I should have said something different and not even mentioned a specific framerate. What I meant to say is that GPUs now-a-days are able to most rendering with ease, but the product in this link will near a lot more.
For one, prerendered 3D video could go as detailed as the transfer pipe & display would allow.
For another, the worst case cost is $x/45, but I would think that might improve as 3D programmers figure out optimizations in terms of multi angle view rendering.
You’d only render angles from which anyone was looking though? So with a single observer it’s only 2 angles (one per eye) just like VR. This of course assumes perfect tracking of the eyes of any observer
This is a light field display, which doesn't require any tracking of the users' eyes, which allows for a simpler setup and multi-user experiences but at the cost of needing to render lots of viewpoints.
My first inclination was to dismiss it as a gimmick, and really it is a gimmick, but it is so damn cool that I want one, especially if the Api's are relatively good.
Even if it's a bit of a gimmick in its current state, it's a great step towards something truly useful. Technology like this could be amazing in fields like medicine and education.
If you were smart you could encode multiple views into a single pixel to get a higher resolution, but then I figure that would limit your colour depth availability.
This is only really valuable for multi-user scenarios. Just going with head tracking would likely be much easier to introduce, as you don't need specialized hardware (albeit it helps to improve quality). I remember this from a years and years old demo made on PlayStation I think, anyhow here are top results on this tech from Google:
I can immediately imagine how several doctors could use such a display for e.g. a tomogram or stereo-microscope output during a surgery, or something like that.
For us the DVI bandwidth was the limiting factor to deliver 40-50 views at reasonable framerates (besides raw GPU computing power), so our display actually had 8(!) DVI inputs. That also gave us a natural interface to add distributed rendering, supporting up to 8 GPUs for rendering. In most cases though, one monster PC with 3 GPUs and 5 DVIs was enough to produce interactive framerates.
Sounds like a cool idea but if you use the first name that comes to mind you’re bound to not be the first one who thought of it. So there already are a ton of things called Looking Glass.

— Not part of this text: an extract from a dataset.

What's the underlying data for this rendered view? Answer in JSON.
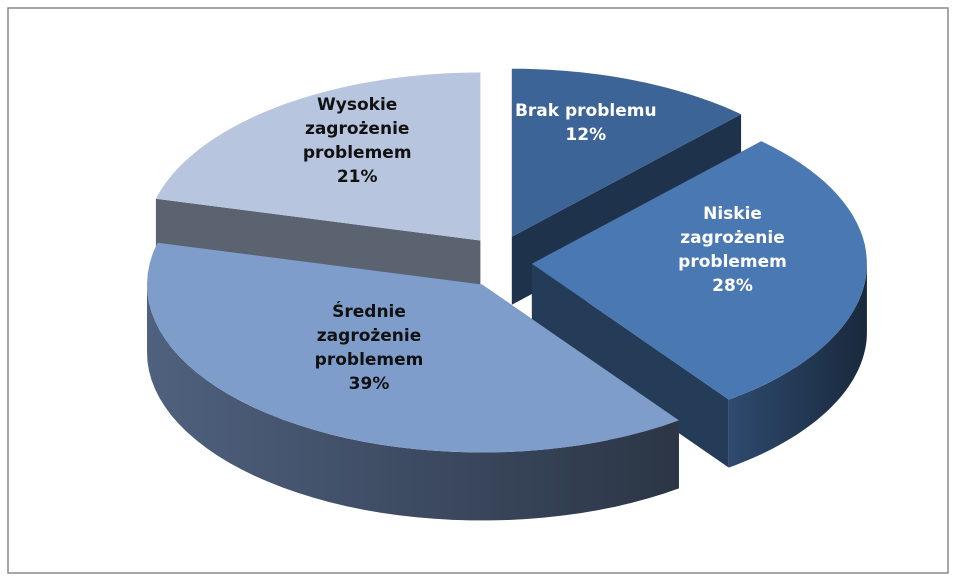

this is similar to what I imagined when I first read the initial press release for Magic Leap (years ago now) albeit on a smaller scale. This looks far more promising for the entertainment industry than vr/ar goggles. My only nit is that they didn't use the dancing baby (from ~1998/99) for the demo video
Pretty cool, and probably will be useful in certain industries, but the title is extremely clickbait-y. The movie holograms that are listed don't live inside a glass box.
As others have mentioned, it requires pushing quite a number of simultaneous views of the hologram through a hidpi display, the experienced resolution is not very high as a result and the holograms look a bit fuzzy.
It is right now probably the best out-of-the box way to interact with Holograms, especially in a shared environment. Hololens can't share holograms by default, and even if the app has implemented sharing, the holograms can't be touched. Meta glasses have some touchability thanks to their depth sensor, but again there's no easy shared way to interact with a hologram.
I think AR like Looking Glass is underrated, they were very smart to use natural interaction instead of gestures or a mouse/wand. That being said, I don't see it competing with AR glasses longterm.